Hui oilima man kiluva,
hui oilimaite?
Who shall see the last evening?
An earlier version is as follows:
A white ship one saw, small like a butterfly,
upon the blue streams of the sea with
wings like stars.
The sea was loud with surf, with waves
crowned with flowers. The ship shone with
golden lights.
The wind rushed with noise like leaves of forests,
the rocks lay white shining in the silver moon.

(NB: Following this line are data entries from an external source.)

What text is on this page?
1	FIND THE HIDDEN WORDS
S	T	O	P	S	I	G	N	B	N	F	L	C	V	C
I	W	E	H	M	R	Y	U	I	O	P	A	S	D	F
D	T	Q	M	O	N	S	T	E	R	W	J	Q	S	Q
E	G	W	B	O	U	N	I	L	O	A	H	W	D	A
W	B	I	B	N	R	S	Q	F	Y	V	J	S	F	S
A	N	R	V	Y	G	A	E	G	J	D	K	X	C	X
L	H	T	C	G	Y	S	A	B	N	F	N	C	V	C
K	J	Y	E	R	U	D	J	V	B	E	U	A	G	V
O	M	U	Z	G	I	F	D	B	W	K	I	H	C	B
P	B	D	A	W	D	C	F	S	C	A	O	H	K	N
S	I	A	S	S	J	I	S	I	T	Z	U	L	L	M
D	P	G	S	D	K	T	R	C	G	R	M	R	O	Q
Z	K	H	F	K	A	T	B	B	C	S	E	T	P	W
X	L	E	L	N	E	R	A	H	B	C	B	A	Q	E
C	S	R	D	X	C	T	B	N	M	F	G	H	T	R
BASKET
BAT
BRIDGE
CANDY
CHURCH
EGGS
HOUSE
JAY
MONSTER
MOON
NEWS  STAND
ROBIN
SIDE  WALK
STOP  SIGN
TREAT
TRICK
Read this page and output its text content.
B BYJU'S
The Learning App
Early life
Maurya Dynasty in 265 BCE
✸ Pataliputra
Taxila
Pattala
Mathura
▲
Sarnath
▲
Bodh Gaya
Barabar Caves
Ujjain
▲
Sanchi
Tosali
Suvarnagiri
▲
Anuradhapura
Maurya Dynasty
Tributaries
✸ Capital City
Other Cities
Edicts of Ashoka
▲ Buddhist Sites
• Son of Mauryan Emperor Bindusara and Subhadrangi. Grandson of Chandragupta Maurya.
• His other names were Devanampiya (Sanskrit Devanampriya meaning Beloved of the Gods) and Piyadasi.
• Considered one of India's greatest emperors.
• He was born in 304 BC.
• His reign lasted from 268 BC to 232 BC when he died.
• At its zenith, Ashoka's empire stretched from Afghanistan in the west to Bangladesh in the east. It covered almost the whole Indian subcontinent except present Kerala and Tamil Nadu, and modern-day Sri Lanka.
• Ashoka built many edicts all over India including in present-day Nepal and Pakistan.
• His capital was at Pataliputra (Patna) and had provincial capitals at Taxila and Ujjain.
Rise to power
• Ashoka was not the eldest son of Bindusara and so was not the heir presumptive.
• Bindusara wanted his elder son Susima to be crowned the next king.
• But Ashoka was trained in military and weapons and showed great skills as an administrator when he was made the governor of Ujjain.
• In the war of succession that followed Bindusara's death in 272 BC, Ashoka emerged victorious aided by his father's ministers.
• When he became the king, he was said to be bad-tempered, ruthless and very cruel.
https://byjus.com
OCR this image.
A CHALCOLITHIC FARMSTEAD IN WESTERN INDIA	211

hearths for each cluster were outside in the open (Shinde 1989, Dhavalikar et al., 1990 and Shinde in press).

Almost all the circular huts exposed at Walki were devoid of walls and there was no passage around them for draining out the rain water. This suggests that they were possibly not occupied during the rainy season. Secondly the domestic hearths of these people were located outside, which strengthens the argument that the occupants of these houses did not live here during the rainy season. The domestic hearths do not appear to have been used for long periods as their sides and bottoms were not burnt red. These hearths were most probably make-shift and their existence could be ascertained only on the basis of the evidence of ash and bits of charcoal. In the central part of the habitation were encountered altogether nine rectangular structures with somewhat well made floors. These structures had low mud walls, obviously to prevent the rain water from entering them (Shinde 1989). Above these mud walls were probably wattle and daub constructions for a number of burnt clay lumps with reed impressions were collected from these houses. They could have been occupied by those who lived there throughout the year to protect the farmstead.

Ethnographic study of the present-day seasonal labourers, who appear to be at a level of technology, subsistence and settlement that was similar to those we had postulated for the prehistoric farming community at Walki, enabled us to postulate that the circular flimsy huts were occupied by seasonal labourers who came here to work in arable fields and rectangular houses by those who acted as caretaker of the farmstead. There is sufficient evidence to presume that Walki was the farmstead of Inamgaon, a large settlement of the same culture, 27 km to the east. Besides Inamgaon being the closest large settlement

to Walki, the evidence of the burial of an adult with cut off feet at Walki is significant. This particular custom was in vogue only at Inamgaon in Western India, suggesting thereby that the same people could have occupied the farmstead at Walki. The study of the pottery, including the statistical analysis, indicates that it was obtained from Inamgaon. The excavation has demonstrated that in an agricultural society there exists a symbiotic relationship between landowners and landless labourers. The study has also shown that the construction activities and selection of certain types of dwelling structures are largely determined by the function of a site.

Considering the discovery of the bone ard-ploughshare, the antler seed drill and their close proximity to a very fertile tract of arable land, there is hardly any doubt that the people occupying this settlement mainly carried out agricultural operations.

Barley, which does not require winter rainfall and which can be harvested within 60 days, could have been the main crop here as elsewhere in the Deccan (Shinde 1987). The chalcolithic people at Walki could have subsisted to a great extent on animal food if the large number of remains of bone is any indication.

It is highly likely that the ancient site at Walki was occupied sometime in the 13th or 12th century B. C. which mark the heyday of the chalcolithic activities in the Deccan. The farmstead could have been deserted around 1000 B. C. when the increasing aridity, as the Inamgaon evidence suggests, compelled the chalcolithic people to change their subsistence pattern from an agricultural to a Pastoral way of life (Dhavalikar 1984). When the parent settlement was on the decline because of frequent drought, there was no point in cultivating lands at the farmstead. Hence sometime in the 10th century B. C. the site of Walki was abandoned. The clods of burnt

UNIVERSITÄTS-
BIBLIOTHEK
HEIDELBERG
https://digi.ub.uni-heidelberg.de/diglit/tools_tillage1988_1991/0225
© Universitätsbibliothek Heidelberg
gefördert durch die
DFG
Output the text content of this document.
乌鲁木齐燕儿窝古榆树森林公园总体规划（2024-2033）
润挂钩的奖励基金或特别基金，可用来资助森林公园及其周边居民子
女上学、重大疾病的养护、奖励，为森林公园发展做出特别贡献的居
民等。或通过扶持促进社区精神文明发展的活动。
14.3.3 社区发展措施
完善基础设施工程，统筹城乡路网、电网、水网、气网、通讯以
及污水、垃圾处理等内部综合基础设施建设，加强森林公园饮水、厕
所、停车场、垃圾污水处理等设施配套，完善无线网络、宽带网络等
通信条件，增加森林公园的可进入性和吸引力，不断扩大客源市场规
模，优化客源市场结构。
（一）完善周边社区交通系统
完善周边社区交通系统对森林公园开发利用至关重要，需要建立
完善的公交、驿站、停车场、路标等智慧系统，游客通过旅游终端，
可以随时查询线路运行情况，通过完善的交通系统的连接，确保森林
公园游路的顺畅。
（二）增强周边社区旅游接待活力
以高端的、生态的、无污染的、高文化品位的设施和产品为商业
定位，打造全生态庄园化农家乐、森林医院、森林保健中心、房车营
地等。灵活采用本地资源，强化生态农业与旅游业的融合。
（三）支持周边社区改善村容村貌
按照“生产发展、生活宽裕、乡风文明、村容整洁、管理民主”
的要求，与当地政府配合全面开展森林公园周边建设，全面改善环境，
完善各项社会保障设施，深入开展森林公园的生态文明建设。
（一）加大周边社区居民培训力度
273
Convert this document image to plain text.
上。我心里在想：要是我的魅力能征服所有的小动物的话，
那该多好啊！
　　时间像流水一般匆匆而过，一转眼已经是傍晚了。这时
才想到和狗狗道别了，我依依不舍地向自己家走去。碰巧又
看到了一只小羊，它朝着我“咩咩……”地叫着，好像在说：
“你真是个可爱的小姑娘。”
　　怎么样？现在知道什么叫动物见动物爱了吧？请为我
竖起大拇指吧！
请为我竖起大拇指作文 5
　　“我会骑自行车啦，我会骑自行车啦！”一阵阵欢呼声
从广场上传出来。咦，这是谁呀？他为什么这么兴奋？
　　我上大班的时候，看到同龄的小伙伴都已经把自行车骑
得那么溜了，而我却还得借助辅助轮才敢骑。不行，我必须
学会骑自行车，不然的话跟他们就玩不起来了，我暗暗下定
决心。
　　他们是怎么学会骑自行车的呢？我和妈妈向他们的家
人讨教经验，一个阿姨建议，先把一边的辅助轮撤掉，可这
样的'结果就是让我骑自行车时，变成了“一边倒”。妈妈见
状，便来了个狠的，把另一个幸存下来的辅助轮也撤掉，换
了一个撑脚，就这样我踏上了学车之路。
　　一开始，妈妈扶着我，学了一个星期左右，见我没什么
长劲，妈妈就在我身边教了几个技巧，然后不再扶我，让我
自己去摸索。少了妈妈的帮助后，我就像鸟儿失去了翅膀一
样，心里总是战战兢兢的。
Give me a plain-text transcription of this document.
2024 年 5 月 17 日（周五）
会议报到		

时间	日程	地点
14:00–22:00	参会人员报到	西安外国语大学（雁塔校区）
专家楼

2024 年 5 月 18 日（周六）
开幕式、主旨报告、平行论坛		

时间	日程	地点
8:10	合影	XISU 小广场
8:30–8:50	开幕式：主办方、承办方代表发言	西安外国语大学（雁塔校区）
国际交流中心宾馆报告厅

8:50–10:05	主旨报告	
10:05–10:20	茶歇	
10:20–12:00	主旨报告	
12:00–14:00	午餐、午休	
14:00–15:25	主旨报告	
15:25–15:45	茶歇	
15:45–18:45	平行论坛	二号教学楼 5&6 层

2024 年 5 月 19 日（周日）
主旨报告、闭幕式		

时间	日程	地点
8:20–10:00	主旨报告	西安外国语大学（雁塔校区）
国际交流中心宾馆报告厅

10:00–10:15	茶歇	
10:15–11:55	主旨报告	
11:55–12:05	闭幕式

As a corpse into the grave the moon went down
in the West; the East raised black shadows out of
Hell. The vault of heaven sagged upon the
tops of the hills.
The white ship lay upon the rocks; amid red
skies the Sun with wet eyes dropped tears of
mist, upon the last beaches after the last night
in the last rays of light - after the last night
upon the shining shore.
Kildo kirya ninqe
pinilya wilwarindon
veasse lunelinqe
talainen tinwelindon.
Vean falastanero
lotefalmarinen,
kirya kalliere
kulukalmalinen.
Suru laustanero
taurelasselindon;
ondolin ninqaneron
Silmerano tindon.
Kaivo i sapsanta
Rana numetar,
mandulomi anta
mori Ambalar;
telumen tollanta
naiko lunganar.
Kaire laiqa'ondoisen
kirya; karnevaite
uri kilde hisen
nie nienaite,
ailissen oilimaisen
ala fuin oilimaite,
alkarissen oilimain;
ala fuin oilimaite
ailinisse alkarain.
The Little House of Lost Play, Mar Vanwa Tyalieva
From The Book of Lost Tales 1
We knew that land once, You and I.
and once we wandered there
in the long days now long gone by,
a dark child and a fair.
Was it on the paths of firelight thought
in winter cold and white,
or in the blue-spun twilit hours
of little early tucked-up beds
in drowsy summer night,
that you and I in Sleep went down
to meet each other there,
your dark hair on your white nightgown
and mine was tangled fair?
We wandered shyly hand in hand,
small footprints in the golden sand,
and gathered pearls and shells in pails,
while all about the nightingales
were singing in the trees.
We dug for silver with our spades,
and caught the sparkle of the seas,
then ran ashore to greenlit glades,
and found the warm and winding lane
that now we cannot find again,
between tall whispering trees.
The air was neither night nor day,
an ever-eve of gloaming light,
when first there glimmered into sight
the Little House of Play.
New-built it was, yet very old,
white, and thatched with straws of gold,
and pierced with peeping lattices
that looked toward the sea;
and our own children's garden-plots
were there: our own forgetmenots,
red daisies, cress and mustard,
and radishes for tea.
There all the borders, trimmed with box,
were filled with favourite flowers, with phlox,
with lupins, pinks, and hollyhocks,
beneath a red may-tree;
and all the gardens full of folk
that their own little language spoke,
but not to You and Me.
For some had silver watering-cans
and watered all their gowns,
or sprayed each other; some laid plans
to build their houses, little towns
and dwellings in the trees
And some were clambering on the roof;
some crooning lonely and aloof;
some dancing round the fairy-rings
all garlanded in daisy-strings,
while some upon their knees
before a little white-robed king
crowned with marigold would sing
their rhymes of long ago.
But side by side a little pair
with heads together, mingled hair,
were walking to and fro
still hand in hand; and what they said,
ere Waking far apart them led,
that only we now know.
Nieninque
(From The Monsters and the Critics and Other Essays
Norolinde pirukendea
elle tande Nielikkilis,
tanya wende nieninqea
yar i vilya anta miqilis.
I oromandin eller tande
ar wingildin wilwarindeen,
losselie telerinwa,
talin paptalasselindeen.
Tripping lightly, whirling lightly,
thither came little Niele,
that maiden like a snowdrop (Nieninqe),
to whom the air gives kisses.
The wood-spirits came thither,
and the foam-fays like butterflies,
the white people of the shores of Elfland,
with feet like the music of falling leaves.